Neviges. Karl-Heinz Möller sitzt täglich am Schreibtisch seines Verlags in Tönisheide. Am 13. September wird er 100 Jahre – und feiert im Büro.
Dieser Mann ist in jeder Hinsicht ein Phänomen. Mit 63 Jahren, wenn andere sich langsam auf ihren Ruhestand freuen, machte sich Karl-Heinz Möller selbstständig und gründete den Fachverlag Möller. Am Montag, 13. September, wird der Diplom-Ingenieur 100 Jahre alt, die Gäste empfängt er in seiner Firma an der Neustraße – bloß nicht den Alltag durcheinander bringen: Auch mit 99 Jahren zieht es den Firmengründer jeden Vormittag an seinen Schreibtisch. Sein Verlag bringt Fachzeitschriften für die Branche Werkzeugmacher und Formenbauer heraus, sieben an der Zahl, eine in englischer Sprache. In Deutschland sei man Marktführer, international erreichten die Fachblätter eine Leserschaft in mehr als 30 Ländern, so hatte er in einem früheren Gespräch erzählt.
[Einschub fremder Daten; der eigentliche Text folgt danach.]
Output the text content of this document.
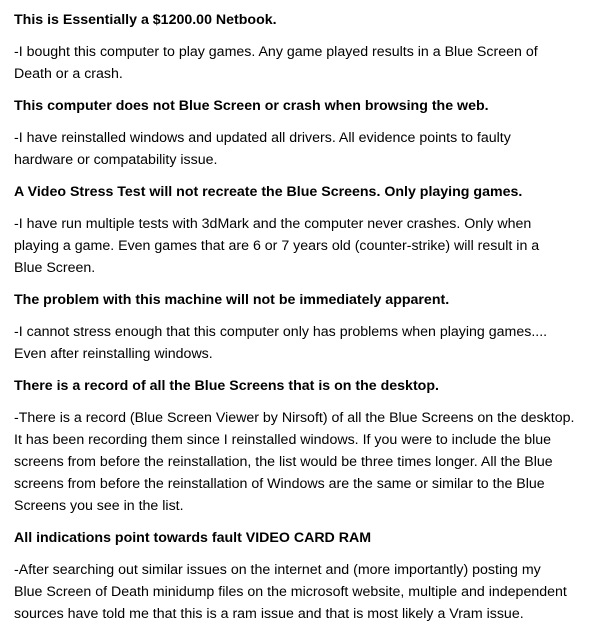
This is Essentially a $1200.00 Netbook.

-I bought this computer to play games. Any game played results in a Blue Screen of
Death or a crash.

This computer does not Blue Screen or crash when browsing the web.

-I have reinstalled windows and updated all drivers. All evidence points to faulty
hardware or compatability issue.

A Video Stress Test will not recreate the Blue Screens. Only playing games.

-I have run multiple tests with 3dMark and the computer never crashes. Only when
playing a game. Even games that are 6 or 7 years old (counter-strike) will result in a
Blue Screen.

The problem with this machine will not be immediately apparent.

-I cannot stress enough that this computer only has problems when playing games....
Even after reinstalling windows.

There is a record of all the Blue Screens that is on the desktop.

-There is a record (Blue Screen Viewer by Nirsoft) of all the Blue Screens on the desktop.
It has been recording them since I reinstalled windows. If you were to include the blue
screens from before the reinstallation, the list would be three times longer. All the Blue
screens from before the reinstallation of Windows are the same or similar to the Blue
Screens you see in the list.

All indications point towards fault VIDEO CARD RAM

-After searching out similar issues on the internet and (more importantly) posting my
Blue Screen of Death minidump files on the microsoft website, multiple and independent
sources have told me that this is a ram issue and that is most likely a Vram issue.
Die Zügel fest in der Hand
Gratulation vom Bürgermeister
Zum 100. Geburtstag erwartet Karl-Heinz Möller am Montag, 13. September, auch Bürgermeister Dirk Lukrafka in dem Familienunternehmen an der Neustraße 163Zu den Zeitschriften des Fachverlags Möller gehören neben „Der Stahlformenbauer“ unter anderem die Titel „Drehteil- und Drehmaschine“ und „Der Schnitt- & Stanzwerkzeugbau“. Mehr im Netz auf www.fachverlag-moeller.de.
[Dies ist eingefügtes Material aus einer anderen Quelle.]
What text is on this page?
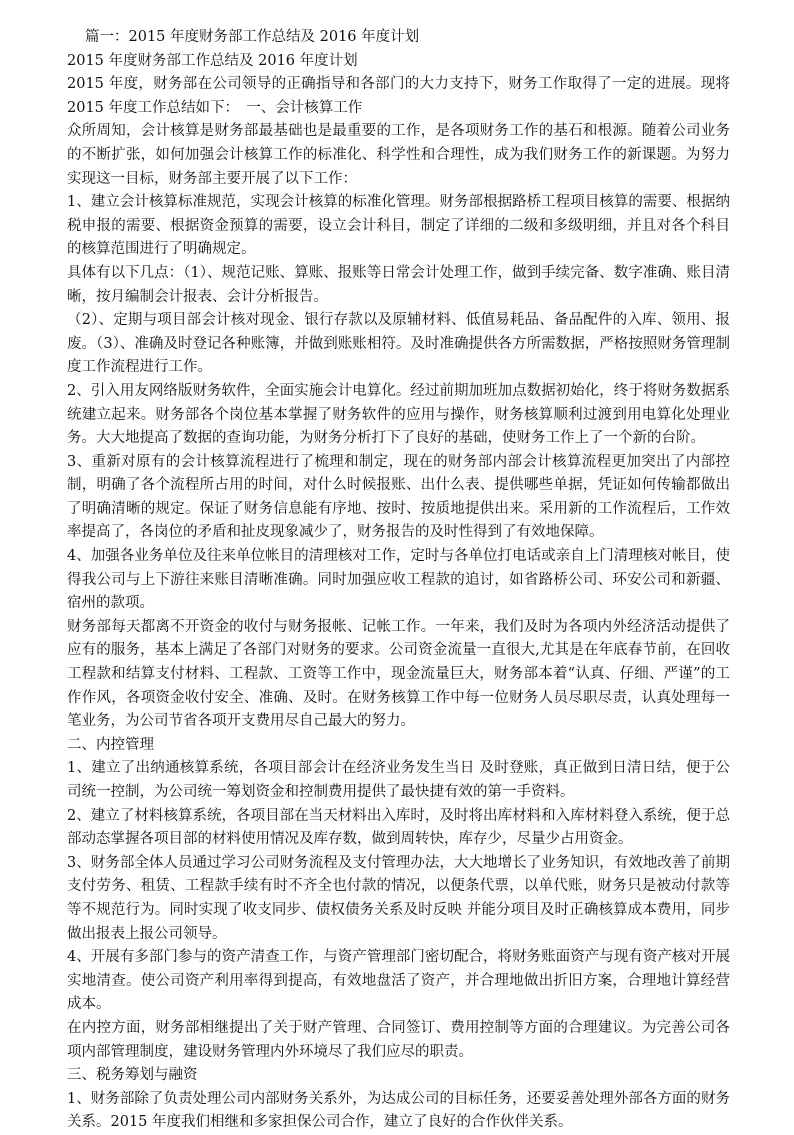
篇一：2015 年度财务部工作总结及 2016 年度计划

2015 年度财务部工作总结及 2016 年度计划

2015 年度，财务部在公司领导的正确指导和各部门的大力支持下，财务工作取得了一定的进展。现将 2015 年度工作总结如下：　一、会计核算工作

众所周知，会计核算是财务部最基础也是最重要的工作，是各项财务工作的基石和根源。随着公司业务的不断扩张，如何加强会计核算工作的标准化、科学性和合理性，成为我们财务工作的新课题。为努力实现这一目标，财务部主要开展了以下工作：

1、建立会计核算标准规范，实现会计核算的标准化管理。财务部根据路桥工程项目核算的需要、根据纳税申报的需要、根据资金预算的需要，设立会计科目，制定了详细的二级和多级明细，并且对各个科目的核算范围进行了明确规定。

具体有以下几点：（1）、规范记账、算账、报账等日常会计处理工作，做到手续完备、数字准确、账目清晰，按月编制会计报表、会计分析报告。

（2）、定期与项目部会计核对现金、银行存款以及原辅材料、低值易耗品、备品配件的入库、领用、报废。（3）、准确及时登记各种账簿，并做到账账相符。及时准确提供各方所需数据，严格按照财务管理制度工作流程进行工作。

2、引入用友网络版财务软件，全面实施会计电算化。经过前期加班加点数据初始化，终于将财务数据系统建立起来。财务部各个岗位基本掌握了财务软件的应用与操作，财务核算顺利过渡到用电算化处理业务。大大地提高了数据的查询功能，为财务分析打下了良好的基础，使财务工作上了一个新的台阶。

3、重新对原有的会计核算流程进行了梳理和制定，现在的财务部内部会计核算流程更加突出了内部控制，明确了各个流程所占用的时间，对什么时候报账、出什么表、提供哪些单据，凭证如何传输都做出了明确清晰的规定。保证了财务信息能有序地、按时、按质地提供出来。采用新的工作流程后，工作效率提高了，各岗位的矛盾和扯皮现象减少了，财务报告的及时性得到了有效地保障。

4、加强各业务单位及往来单位帐目的清理核对工作，定时与各单位打电话或亲自上门清理核对帐目，使得我公司与上下游往来账目清晰准确。同时加强应收工程款的追讨，如省路桥公司、环安公司和新疆、宿州的款项。

财务部每天都离不开资金的收付与财务报帐、记帐工作。一年来，我们及时为各项内外经济活动提供了应有的服务，基本上满足了各部门对财务的要求。公司资金流量一直很大,尤其是在年底春节前，在回收工程款和结算支付材料、工程款、工资等工作中，现金流量巨大，财务部本着“认真、仔细、严谨”的工作作风，各项资金收付安全、准确、及时。在财务核算工作中每一位财务人员尽职尽责，认真处理每一笔业务，为公司节省各项开支费用尽自己最大的努力。

二、内控管理

1、建立了出纳通核算系统，各项目部会计在经济业务发生当日 及时登账，真正做到日清日结，便于公司统一控制，为公司统一筹划资金和控制费用提供了最快捷有效的第一手资料。

2、建立了材料核算系统，各项目部在当天材料出入库时，及时将出库材料和入库材料登入系统，便于总部动态掌握各项目部的材料使用情况及库存数，做到周转快，库存少，尽量少占用资金。

3、财务部全体人员通过学习公司财务流程及支付管理办法，大大地增长了业务知识，有效地改善了前期支付劳务、租赁、工程款手续有时不齐全也付款的情况，以便条代票，以单代账，财务只是被动付款等等不规范行为。同时实现了收支同步、债权债务关系及时反映 并能分项目及时正确核算成本费用，同步做出报表上报公司领导。

4、开展有多部门参与的资产清查工作，与资产管理部门密切配合，将财务账面资产与现有资产核对开展实地清查。使公司资产利用率得到提高，有效地盘活了资产，并合理地做出折旧方案，合理地计算经营成本。

在内控方面，财务部相继提出了关于财产管理、合同签订、费用控制等方面的合理建议。为完善公司各项内部管理制度，建设财务管理内外环境尽了我们应尽的职责。

三、税务筹划与融资

1、财务部除了负责处理公司内部财务关系外，为达成公司的目标任务，还要妥善处理外部各方面的财务关系。2015 年度我们相继和多家担保公司合作，建立了良好的合作伙伴关系。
Inzwischen schreibe er aber nicht mehr selbst, schränkt Karl-Heinz Möller ein, dafür sei sein achtköpfiges Team zuständig. „Ich bin hier Halbtagskraft“, sagt er vergnügt und seine Augen blitzen unternehmungslustig. „Ich wundere mich selbst, mein Herz schlägt und schlägt, wie eine Maschine. Sogar nachts.“ Blitzgescheit, körperlich fit, immer den Schalk im Nacken – und wer in der Firma die Zügel fest in der Hand hält, ist keine Frage.
Der Heimtrainer hält fit
So seien die Söhne Harald (64) und Erik (63) natürlich mit im Betrieb, „aber der Chef bin ich. Und ich könnte Ihnen auch noch unsere Kontostände sagen. Mach ich aber nicht“. Wieder dieses spitzbübische Lächeln, und ja, der Verlag mache ihm noch immer Freude. Jeden Morgen Punkt 9 Uhr holt ihn einer der Söhne von zuhause ab, „dann fahren wir zur Post, manchmal auch zur Bank“. Gegen 12 Uhr geht es wieder heim. „Dann mache ich mir zu Hause etwas zu essen, aber nichts Aufwendiges.“ Nach einem kurzen Nickerchen strampelt der 99-Jährige täglich eine halbe Stunde auf seinem Heimtrainer, „später bisschen Fernsehen, alles nichts besonderes, was man so macht.“ Was man so macht mit fast 100 Jahren...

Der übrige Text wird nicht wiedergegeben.